Walked to Creysse. Long walk mainly on road in the valley. Saw a church at Mayrinac. Had to get in via the graveyard and then walk all round the church to get in at a lower level. Old church with stone vaults of cobbles, rather nice (smaller version of the one at Creysse).
Hotel another mill on a little stream flowing into the Dordogne. Glad to arrive, tired feet.
Saw church, had to get key from the maire (mayor's office). Cobble floor and vaults. Modern window glass. F likes the chair and kneeler sets - 2 sizes of ladder-backed wicker chairs. Pretty little village.
Food good - were worried after last nights uninspiring duck/goose. My paté (duck) was very tasty, F had a reprise of the gizzard salad from Rocamadour but it was much better. F had magrets in gravy, R duck with a good crisp skin. Pear and nut tarts to finish. Will try a la carte tomorrow, our menu only has two choices. That would be fine at the beginning of our trip but we are getting jaded - oh, no, not foie gras AGAIN!
Wednesday, May 31: Martel (15 km)
Circular walk around Creysse via Martel, Gluges.
Walk to Martel. We took the direct route on GR 46 so we could see the market (or perhaps because we wouldn't have to walk so much!). Market very small, only about a dozen stands. F liked the cookies (macaroons) but after lunch the stand had gone. Had a coffee and looked around at the buildings. Freezing day, had to wear all our layers. Probably the oldest place we have seen on our trip, lots of stone 1300 buildings, nice details on some. Church has very odd entry and restored wall decorations inside as well as an old stained glass window.

Market Square
Had pizza and carbonara for lunch. The C came with a raw egg yolk in half shell to mix in. (The Californians at the next table asked us about it. We mentioned the raw egg but they ordered it anyway. Of course, they discarded the egg!)
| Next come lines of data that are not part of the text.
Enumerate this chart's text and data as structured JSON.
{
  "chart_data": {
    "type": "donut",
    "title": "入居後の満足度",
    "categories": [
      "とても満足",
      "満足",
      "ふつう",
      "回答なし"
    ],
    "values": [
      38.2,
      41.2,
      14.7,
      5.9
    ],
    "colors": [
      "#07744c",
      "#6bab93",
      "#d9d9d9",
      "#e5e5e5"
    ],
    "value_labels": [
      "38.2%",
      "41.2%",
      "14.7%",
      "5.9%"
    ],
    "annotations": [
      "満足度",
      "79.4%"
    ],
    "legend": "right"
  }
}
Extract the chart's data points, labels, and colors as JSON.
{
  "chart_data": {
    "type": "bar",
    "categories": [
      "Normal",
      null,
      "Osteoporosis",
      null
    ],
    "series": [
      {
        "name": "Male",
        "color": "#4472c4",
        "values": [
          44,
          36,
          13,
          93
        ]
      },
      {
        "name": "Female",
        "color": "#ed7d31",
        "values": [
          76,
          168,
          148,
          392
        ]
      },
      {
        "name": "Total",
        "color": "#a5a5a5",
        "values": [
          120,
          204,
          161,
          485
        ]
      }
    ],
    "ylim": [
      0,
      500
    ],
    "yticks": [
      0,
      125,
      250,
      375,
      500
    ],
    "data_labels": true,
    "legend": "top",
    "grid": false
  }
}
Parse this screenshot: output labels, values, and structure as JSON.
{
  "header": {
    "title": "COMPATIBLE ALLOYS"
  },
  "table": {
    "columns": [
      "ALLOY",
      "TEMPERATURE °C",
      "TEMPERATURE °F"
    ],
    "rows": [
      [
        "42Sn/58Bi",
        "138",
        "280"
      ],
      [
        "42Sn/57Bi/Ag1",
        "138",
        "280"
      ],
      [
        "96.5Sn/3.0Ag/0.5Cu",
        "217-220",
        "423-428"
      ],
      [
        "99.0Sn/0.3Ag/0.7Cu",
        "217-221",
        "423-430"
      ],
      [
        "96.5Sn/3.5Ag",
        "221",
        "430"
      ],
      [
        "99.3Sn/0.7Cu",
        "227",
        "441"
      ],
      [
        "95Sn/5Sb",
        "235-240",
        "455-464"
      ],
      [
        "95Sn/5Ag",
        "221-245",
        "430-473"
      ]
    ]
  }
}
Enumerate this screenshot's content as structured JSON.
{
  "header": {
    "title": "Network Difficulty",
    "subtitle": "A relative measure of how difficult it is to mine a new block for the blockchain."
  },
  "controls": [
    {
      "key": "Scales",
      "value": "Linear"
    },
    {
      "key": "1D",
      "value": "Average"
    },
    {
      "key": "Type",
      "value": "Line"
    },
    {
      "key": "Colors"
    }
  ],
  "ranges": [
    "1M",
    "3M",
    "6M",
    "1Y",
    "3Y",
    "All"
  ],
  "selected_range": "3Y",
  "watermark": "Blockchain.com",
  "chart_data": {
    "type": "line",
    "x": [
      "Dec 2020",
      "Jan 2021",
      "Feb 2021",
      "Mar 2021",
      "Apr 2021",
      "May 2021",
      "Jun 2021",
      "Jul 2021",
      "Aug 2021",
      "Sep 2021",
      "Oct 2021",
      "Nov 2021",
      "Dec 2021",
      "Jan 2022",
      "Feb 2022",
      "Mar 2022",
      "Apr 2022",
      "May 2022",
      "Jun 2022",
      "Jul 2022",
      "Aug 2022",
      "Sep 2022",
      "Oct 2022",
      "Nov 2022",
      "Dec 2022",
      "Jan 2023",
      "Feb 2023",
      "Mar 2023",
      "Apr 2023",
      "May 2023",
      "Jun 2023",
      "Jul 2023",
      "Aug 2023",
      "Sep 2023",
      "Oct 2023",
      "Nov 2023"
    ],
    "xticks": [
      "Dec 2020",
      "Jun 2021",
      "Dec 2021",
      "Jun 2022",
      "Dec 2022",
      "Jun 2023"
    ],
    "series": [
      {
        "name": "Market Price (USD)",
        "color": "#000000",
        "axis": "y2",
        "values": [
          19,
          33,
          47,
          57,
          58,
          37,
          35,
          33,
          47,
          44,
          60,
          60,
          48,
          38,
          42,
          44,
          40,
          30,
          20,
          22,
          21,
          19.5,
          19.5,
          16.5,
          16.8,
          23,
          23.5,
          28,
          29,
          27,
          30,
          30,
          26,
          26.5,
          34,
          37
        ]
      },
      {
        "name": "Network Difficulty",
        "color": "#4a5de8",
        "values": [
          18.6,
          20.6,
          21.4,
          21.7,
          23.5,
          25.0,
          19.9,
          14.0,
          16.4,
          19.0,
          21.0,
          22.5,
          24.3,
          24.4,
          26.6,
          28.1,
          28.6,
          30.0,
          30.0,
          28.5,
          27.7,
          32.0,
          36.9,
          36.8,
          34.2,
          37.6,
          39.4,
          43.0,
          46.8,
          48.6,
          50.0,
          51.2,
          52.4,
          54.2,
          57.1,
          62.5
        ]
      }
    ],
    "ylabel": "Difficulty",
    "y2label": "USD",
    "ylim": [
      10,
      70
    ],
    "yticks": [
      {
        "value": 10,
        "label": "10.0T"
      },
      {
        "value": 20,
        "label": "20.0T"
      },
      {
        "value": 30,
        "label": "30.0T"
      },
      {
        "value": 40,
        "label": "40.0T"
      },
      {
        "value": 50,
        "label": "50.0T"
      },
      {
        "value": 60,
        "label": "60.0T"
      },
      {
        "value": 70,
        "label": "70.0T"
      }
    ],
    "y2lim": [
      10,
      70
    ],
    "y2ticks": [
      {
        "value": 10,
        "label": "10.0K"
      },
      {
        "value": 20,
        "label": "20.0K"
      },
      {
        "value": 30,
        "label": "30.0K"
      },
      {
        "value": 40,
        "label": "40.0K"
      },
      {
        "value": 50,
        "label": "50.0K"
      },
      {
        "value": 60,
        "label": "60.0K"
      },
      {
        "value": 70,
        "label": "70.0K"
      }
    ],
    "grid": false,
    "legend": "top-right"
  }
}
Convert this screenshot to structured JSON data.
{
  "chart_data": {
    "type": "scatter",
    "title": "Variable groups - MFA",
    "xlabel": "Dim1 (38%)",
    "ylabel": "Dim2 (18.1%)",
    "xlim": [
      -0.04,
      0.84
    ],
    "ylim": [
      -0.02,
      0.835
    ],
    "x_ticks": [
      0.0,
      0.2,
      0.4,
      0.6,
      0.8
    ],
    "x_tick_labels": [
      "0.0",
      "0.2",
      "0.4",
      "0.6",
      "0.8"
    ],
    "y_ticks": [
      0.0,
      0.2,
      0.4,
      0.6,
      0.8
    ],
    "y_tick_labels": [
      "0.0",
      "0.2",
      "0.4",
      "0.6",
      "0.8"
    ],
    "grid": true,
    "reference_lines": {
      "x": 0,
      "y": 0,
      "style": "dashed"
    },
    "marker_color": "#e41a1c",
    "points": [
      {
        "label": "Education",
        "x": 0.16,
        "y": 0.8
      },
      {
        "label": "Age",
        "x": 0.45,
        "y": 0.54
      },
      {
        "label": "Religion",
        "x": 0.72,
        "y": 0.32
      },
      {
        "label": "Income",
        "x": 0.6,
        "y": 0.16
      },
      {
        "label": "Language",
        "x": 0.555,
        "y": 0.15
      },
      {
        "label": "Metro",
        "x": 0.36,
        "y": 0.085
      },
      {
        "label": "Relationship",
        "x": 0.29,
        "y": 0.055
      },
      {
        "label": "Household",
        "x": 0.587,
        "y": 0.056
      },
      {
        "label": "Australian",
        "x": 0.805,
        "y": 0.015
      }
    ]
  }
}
Walked back via Gluges, steep path that cuts a corner of the GR 46. Church locked. Walked along a small road with the Dordogne River on one side and a very high cliff towering above us on the other - and a falling rocks sign!
Tired feet again.
Thursday, June 1: Train to Toulouse
Taxi to Souillac. Our trip with Les Sentiers is over and we are on our own again!
Train to Toulouse. Had lunch at hotel when we arrived. It was good.
Walked around city. Tons of young people, at least in the area near the station and the squares. Liked St Sernin church.
Dinner of cassoulet at Orsi le Bouchon Lyonnais. We had great wine - 30 euros for the bottle, the most expensive of our trip. (We were only paying 61 euros for our hotel room that night- do we have our priorities right? We think so!) Patron gave us some marc to finish and a cassoulet pot to take home. Made our last restaurant meal very special.
Friday, June 2: Carcassonne
Visited Carcassonne. Picnic lunch. Walked between the walls before entering the city. Quite a surprise to find all those tourists there. There are even a few people who live in the castle. Ramparts tour of the inner castle was a little blowy but invigorating and provided great views as well as an informative tour. We spent the afternoon and evening at Carcassonne castle and enjoyed the quiet after the tour buses had gone. Tapas and wine in a little cafe with crepes and coffee in another. Late train back to Toulouse.

The Walls
Saturday, June 3: Fly to Toronto
Fly from Toulouse to Toronto via Paris. This was an extremely relaxing trip - no stress, nothing to decide! Just therapeutic walking and lots of good food. And wine, of course!
One piece of lucky luggage got an extra day in Paris!